Stattdessen forderte er, die EU müsse von den USA Energie kaufen. Das werde ein Schwerpunkt seiner Bemühungen sein, das Handelsdefizit mit der EU zu beseitigen. Er wiederholte Vorwürfe, europäische Länder würden nicht genügend Produkte aus den USA kaufen.

In dem von US-Präsident Donald Trump begonnenen weltweiten Handelskonflikt tickt nun die Uhr zunächst für China. Trump gab der chinesischen Führung bei einem Termin im Weißen Haus bis Dienstag 12.00 Uhr (18.00 Uhr MESZ) Zeit, die von Peking verkündeten Gegenzölle in Höhe von 34 Prozent wieder zurückzunehmen. Er kündigte an, am Mittwoch würden die Zölle für Importe aus China auf 50 Prozent erhöht, falls die zweitgrößte Volkswirtschaft der Welt ihre in der vergangenen Woche verhängten Zölle von 34 Prozent auf US-Produkte nicht bis Dienstag zurücknehme. „Darüber hinaus werden alle Gespräche mit China bezüglich der von ihnen gewünschten Treffen mit uns abgebrochen“, schrieb Trump am Montag auf seiner Plattform Truth Social. Doch die Antwort aus Peking folgte umgehend: Bestünden die USA weiterhin auf diesem Weg, werde „China sie definitiv bis zum Ende begleiten“, teilte das Pekinger Handelsministerium mit.

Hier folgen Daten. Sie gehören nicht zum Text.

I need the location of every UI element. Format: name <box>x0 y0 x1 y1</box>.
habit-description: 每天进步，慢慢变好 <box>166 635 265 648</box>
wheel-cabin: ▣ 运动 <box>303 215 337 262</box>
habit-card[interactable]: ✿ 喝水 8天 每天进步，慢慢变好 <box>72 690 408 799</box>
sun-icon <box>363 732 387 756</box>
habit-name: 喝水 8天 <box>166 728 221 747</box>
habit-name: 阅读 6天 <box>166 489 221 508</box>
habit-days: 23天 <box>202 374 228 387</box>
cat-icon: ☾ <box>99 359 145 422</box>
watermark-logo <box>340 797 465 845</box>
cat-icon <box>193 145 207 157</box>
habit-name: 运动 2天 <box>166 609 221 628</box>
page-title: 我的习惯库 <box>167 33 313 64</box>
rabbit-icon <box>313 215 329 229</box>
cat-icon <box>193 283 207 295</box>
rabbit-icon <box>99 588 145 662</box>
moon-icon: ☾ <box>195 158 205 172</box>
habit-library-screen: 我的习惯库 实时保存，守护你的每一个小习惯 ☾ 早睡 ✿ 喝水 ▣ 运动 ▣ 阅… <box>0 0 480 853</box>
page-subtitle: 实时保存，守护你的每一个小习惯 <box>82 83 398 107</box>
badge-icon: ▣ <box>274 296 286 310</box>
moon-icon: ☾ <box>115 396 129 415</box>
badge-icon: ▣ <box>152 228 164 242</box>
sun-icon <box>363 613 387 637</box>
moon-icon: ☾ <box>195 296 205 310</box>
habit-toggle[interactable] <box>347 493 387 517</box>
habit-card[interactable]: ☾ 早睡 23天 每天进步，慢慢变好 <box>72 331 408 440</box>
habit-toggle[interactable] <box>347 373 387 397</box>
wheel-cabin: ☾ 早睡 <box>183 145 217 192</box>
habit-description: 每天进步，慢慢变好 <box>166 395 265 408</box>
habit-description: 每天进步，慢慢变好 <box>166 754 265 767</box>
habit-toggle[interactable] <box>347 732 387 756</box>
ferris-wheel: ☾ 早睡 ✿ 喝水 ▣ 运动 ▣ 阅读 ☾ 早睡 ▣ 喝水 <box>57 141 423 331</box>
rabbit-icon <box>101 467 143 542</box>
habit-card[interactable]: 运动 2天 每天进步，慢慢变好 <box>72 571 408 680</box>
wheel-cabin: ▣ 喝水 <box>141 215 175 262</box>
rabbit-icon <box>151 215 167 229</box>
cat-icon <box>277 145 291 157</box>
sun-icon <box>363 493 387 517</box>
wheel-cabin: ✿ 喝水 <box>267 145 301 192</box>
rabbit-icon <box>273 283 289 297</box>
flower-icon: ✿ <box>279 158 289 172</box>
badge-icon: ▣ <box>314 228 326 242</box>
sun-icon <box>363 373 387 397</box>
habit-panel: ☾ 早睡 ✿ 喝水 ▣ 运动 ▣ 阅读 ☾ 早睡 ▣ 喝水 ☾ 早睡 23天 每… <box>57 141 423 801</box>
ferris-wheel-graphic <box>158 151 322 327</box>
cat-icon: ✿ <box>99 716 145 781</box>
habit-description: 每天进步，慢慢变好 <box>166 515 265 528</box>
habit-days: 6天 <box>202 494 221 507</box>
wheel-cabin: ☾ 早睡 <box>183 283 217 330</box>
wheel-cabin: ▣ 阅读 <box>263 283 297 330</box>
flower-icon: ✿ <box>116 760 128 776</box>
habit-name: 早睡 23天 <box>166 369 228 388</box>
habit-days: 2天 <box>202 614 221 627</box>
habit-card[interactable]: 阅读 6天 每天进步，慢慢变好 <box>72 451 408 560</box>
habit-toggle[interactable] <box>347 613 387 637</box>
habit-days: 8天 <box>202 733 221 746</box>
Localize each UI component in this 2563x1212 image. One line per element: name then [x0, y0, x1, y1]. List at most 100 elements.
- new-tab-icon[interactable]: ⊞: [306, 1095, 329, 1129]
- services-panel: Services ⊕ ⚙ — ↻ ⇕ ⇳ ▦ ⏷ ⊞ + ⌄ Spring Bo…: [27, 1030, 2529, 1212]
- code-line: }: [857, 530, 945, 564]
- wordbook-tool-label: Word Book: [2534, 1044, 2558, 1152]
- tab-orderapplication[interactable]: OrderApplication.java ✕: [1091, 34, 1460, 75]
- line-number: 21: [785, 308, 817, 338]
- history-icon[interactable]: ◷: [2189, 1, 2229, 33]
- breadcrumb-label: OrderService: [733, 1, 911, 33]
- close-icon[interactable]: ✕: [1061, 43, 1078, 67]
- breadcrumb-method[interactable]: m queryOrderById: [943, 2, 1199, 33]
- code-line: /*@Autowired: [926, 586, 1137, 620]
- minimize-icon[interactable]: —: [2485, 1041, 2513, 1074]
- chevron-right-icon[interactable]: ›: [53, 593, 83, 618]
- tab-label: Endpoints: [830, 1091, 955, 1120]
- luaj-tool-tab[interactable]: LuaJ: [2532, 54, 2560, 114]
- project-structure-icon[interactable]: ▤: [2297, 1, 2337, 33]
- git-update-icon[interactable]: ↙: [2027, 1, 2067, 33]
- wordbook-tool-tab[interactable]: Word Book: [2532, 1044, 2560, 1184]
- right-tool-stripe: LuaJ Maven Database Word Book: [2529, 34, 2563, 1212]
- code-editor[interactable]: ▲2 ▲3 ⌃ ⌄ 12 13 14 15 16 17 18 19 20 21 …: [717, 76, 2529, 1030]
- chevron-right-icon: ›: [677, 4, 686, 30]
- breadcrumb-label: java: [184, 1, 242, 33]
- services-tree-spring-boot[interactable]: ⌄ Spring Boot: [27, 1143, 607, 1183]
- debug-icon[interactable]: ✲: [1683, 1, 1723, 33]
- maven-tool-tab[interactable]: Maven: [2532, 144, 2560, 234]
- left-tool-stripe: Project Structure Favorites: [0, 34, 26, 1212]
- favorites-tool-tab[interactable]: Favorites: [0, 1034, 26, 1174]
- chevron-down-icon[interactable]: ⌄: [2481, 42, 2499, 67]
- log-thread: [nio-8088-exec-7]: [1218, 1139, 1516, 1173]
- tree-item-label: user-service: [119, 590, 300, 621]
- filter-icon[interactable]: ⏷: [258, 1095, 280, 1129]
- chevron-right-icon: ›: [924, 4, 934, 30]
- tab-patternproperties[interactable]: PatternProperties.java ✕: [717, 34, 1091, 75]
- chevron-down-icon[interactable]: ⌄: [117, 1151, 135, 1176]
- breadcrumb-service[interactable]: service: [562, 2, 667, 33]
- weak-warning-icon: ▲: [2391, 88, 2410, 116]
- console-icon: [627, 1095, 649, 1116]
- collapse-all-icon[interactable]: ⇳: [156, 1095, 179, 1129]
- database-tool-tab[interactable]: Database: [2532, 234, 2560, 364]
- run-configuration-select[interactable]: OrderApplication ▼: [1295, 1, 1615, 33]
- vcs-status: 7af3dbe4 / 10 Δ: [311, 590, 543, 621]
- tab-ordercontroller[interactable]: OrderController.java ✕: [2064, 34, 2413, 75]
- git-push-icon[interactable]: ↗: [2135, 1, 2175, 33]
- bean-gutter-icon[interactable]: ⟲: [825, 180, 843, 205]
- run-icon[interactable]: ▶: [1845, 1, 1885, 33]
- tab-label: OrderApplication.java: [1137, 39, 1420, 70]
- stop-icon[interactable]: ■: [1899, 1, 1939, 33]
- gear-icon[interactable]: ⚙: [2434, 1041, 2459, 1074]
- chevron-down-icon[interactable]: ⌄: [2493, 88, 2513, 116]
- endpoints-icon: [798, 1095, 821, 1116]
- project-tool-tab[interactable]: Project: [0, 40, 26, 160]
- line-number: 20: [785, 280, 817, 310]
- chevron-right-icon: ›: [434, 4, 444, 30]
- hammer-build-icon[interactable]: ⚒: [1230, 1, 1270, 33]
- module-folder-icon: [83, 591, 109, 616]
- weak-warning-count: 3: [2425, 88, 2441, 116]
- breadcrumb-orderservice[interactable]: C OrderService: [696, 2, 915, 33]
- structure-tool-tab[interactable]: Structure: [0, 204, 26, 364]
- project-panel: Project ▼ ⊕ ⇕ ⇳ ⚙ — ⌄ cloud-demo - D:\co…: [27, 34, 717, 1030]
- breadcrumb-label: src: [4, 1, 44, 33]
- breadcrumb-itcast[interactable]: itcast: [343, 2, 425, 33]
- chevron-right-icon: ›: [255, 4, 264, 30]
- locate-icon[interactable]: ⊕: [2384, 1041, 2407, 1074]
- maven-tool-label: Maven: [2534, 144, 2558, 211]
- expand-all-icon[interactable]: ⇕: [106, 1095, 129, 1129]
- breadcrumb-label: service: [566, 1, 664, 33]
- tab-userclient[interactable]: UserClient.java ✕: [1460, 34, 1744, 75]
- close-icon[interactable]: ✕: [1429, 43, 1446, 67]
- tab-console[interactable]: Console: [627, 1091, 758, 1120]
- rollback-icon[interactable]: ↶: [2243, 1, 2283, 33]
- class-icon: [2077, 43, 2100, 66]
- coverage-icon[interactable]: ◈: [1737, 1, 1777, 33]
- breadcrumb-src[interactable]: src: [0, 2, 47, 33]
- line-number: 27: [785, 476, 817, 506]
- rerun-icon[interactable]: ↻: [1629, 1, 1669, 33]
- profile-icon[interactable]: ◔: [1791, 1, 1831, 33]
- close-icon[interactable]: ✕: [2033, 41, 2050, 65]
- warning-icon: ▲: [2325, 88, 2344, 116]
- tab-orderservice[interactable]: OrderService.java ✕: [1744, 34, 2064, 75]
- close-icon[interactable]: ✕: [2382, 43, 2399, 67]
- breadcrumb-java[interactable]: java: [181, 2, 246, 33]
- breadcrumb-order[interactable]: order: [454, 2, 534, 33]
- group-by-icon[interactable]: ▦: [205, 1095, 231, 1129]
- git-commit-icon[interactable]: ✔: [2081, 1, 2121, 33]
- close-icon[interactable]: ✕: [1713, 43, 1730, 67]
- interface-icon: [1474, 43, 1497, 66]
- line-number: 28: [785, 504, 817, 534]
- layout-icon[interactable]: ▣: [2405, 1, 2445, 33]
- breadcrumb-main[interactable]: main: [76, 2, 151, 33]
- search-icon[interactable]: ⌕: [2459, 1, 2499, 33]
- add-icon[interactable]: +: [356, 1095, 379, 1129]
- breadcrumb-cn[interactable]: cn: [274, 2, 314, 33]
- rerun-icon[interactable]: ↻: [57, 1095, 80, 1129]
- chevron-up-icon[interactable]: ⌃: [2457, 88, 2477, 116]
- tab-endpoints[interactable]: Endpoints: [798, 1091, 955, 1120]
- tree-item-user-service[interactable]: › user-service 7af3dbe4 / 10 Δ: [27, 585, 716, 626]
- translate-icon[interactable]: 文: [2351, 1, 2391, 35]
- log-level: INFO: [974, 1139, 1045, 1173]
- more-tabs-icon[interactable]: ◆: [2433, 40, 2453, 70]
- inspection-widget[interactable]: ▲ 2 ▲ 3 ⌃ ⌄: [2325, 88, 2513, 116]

Trump hatte vergangene Woche Zölle auf Einfuhren aller seiner Handelspartner angekündigt. Am Samstag waren Zölle in Höhe von zehn Prozent auf alle Einfuhren in den größten Verbrauchermarkt der Welt in Kraft getreten. Am Mittwoch sollen darüber hinaus gezielte Zölle von bis zu 50 Prozent in Kraft treten. Der Präsident gab bekannt, dass mehrere Länder über die Zölle mit den USA verhandeln wollen. Wer genau Gesprächswünsche angemeldet hat, ließ Trump offen. Hochrangige US-Regierungsvertreter hatten am Sonntag erklärt, dass mehr als 50 Länder um Verhandlungen gebeten hätten. Der Zollstreit hat zu massiven Kurseinbrüchen an den Börsen weltweit geführt und die Furcht vor einem Handelskrieg angeheizt.